Specifically, we look at mitigating biases in occupation classification, using names from a large-scale dataset of online biographies: the predicted probability of an individual’s occupation should not depend on their name—nor on any sensitive attributes that may be inferred from it. Crucially, and in contrast to previous work, our method requires access to names only at training time and not at deployment time.
Using societal biases in word embeddings
Here’s how our method works: we penalize the classifier if there is a correlation between the embedding of an individual’s name and the probability of correctly predicting that individual’s occupation. This encourages the classifier to use signals that are useful for occupation classification but not useful for predicting names or any sensitive attributes correlated with them. We find that our method reduces differences in classification accuracy across race and gender, while having very little effect on the classifier’s overall performance, quantified in terms of its true positive rate.

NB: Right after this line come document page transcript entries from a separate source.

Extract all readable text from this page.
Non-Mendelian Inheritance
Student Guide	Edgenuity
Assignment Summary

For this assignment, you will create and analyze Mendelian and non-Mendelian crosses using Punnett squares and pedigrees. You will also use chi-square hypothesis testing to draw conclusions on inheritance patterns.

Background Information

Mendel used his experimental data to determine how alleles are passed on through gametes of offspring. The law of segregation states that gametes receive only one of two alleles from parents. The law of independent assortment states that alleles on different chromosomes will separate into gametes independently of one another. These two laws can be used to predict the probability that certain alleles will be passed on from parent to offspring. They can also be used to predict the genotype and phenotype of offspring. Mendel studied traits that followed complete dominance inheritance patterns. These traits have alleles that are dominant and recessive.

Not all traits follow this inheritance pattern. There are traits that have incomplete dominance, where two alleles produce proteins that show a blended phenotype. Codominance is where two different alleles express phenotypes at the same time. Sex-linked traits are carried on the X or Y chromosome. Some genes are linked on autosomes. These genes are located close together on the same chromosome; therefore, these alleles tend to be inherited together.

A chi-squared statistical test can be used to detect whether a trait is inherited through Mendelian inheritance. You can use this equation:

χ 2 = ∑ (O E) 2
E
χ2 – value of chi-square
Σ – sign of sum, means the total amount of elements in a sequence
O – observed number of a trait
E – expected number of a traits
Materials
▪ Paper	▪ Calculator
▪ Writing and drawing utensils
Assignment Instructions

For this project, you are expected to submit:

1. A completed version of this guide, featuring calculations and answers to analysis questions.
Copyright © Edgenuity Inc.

We propose two variations of our method. The first variation uses k-means to cluster word embeddings of the names of the individuals in the training set and then, for each pair of clusters, minimizes between-cluster differences in the predicted probabilities of the true occupations of the individuals in the training set. The second variation directly minimizes the covariance between the predicted probability of each (training set) individual’s true occupation and a word embedding of that individual’s name.
Both variations of our method therefore mitigate societal biases that are encoded in names, including biases involving age, religion, race, and gender. (Biases that are not encoded in names, such those involving disabilities, are not addressed by our method.) Crucially, our method mitigates intersectional biases involving specific combinations of these attributes, which may otherwise go undetected.

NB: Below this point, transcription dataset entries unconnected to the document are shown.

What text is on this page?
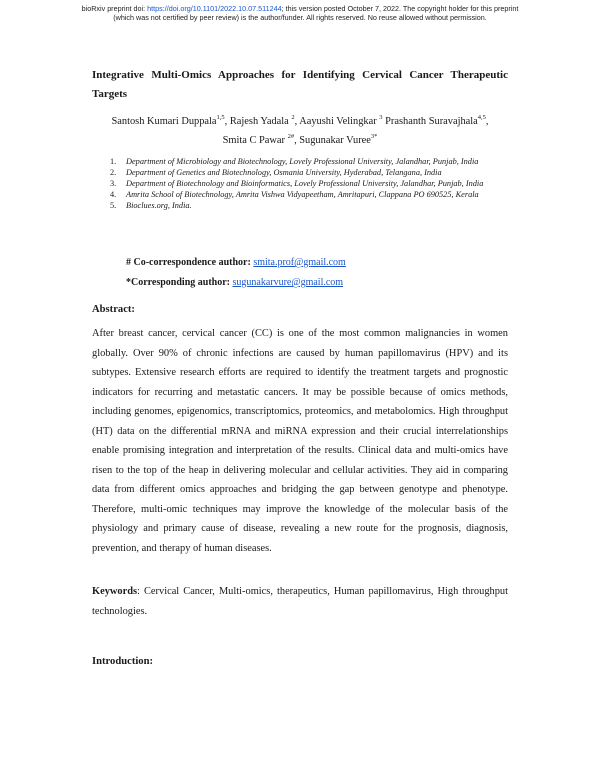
bioRxiv preprint doi: https://doi.org/10.1101/2022.10.07.511244; this version posted October 7, 2022. The copyright holder for this preprint
(which was not certified by peer review) is the author/funder. All rights reserved. No reuse allowed without permission.
Integrative Multi-Omics Approaches for Identifying Cervical Cancer Therapeutic Targets
Santosh Kumari Duppala$^{1,5}$, Rajesh Yadala $^2$, Aayushi Velingkar $^3$ Prashanth Suravajhala$^{4,5}$,
Smita C Pawar $^{2\#}$, Sugunakar Vuree$^{3*}$
1.	Department of Microbiology and Biotechnology, Lovely Professional University, Jalandhar, Punjab, India
2.	Department of Genetics and Biotechnology, Osmania University, Hyderabad, Telangana, India
3.	Department of Biotechnology and Bioinformatics, Lovely Professional University, Jalandhar, Punjab, India
4.	Amrita School of Biotechnology, Amrita Vishwa Vidyapeetham, Amritapuri, Clappana PO 690525, Kerala
5.	Bioclues.org, India.
# Co-correspondence author: smita.prof@gmail.com
*Corresponding author: sugunakarvure@gmail.com
Abstract:

After breast cancer, cervical cancer (CC) is one of the most common malignancies in women globally. Over 90% of chronic infections are caused by human papillomavirus (HPV) and its subtypes. Extensive research efforts are required to identify the treatment targets and prognostic indicators for recurring and metastatic cancers. It may be possible because of omics methods, including genomes, epigenomics, transcriptomics, proteomics, and metabolomics. High throughput (HT) data on the differential mRNA and miRNA expression and their crucial interrelationships enable promising integration and interpretation of the results. Clinical data and multi-omics have risen to the top of the heap in delivering molecular and cellular activities. They aid in comparing data from different omics approaches and bridging the gap between genotype and phenotype. Therefore, multi-omic techniques may improve the knowledge of the molecular basis of the physiology and primary cause of disease, revealing a new route for the prognosis, diagnosis, prevention, and therapy of human diseases.

Keywords: Cervical Cancer, Multi-omics, therapeutics, Human papillomavirus, High throughput technologies.

Introduction:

Because our method requires access to names only at training time, it extends fairness benefits to individuals whose sensitive attributes are not reflected in their names, such as women named Alex.
Relationships started during internships at Microsoft
This work came about because we were interns together at Microsoft Research New England, and worked on projects in the space of fairness in AI. The experience was very positive, and we formed a great team, so we continued to work together on this project even after the internship was over.
Both of us were motivated by our desire to build AI systems that work well for everyone. We’re passionate about understanding the roadblocks that prevent the effective use of AI and then developing ways to address them. Each of our co-authors (Hanna Wallach, Jennifer Chayes, Christian Borgs, Alexandra Chouldechova, Sahin Geyik, Krishnaram Kenthapadi, Anna Rumshisky, and Adam Kalai) contributed a unique perspective to this project, and we’d like to thank them for their contributions and for the research environment they have created. In Hanna’s words, “Microsoft is particularly interested in work at the intersection of machine learning and the social sciences that can be used to mitigate biases in AI systems. This paper presents a one such method. Moving forward, we’re excited to see how our method might be used in real-world settings.”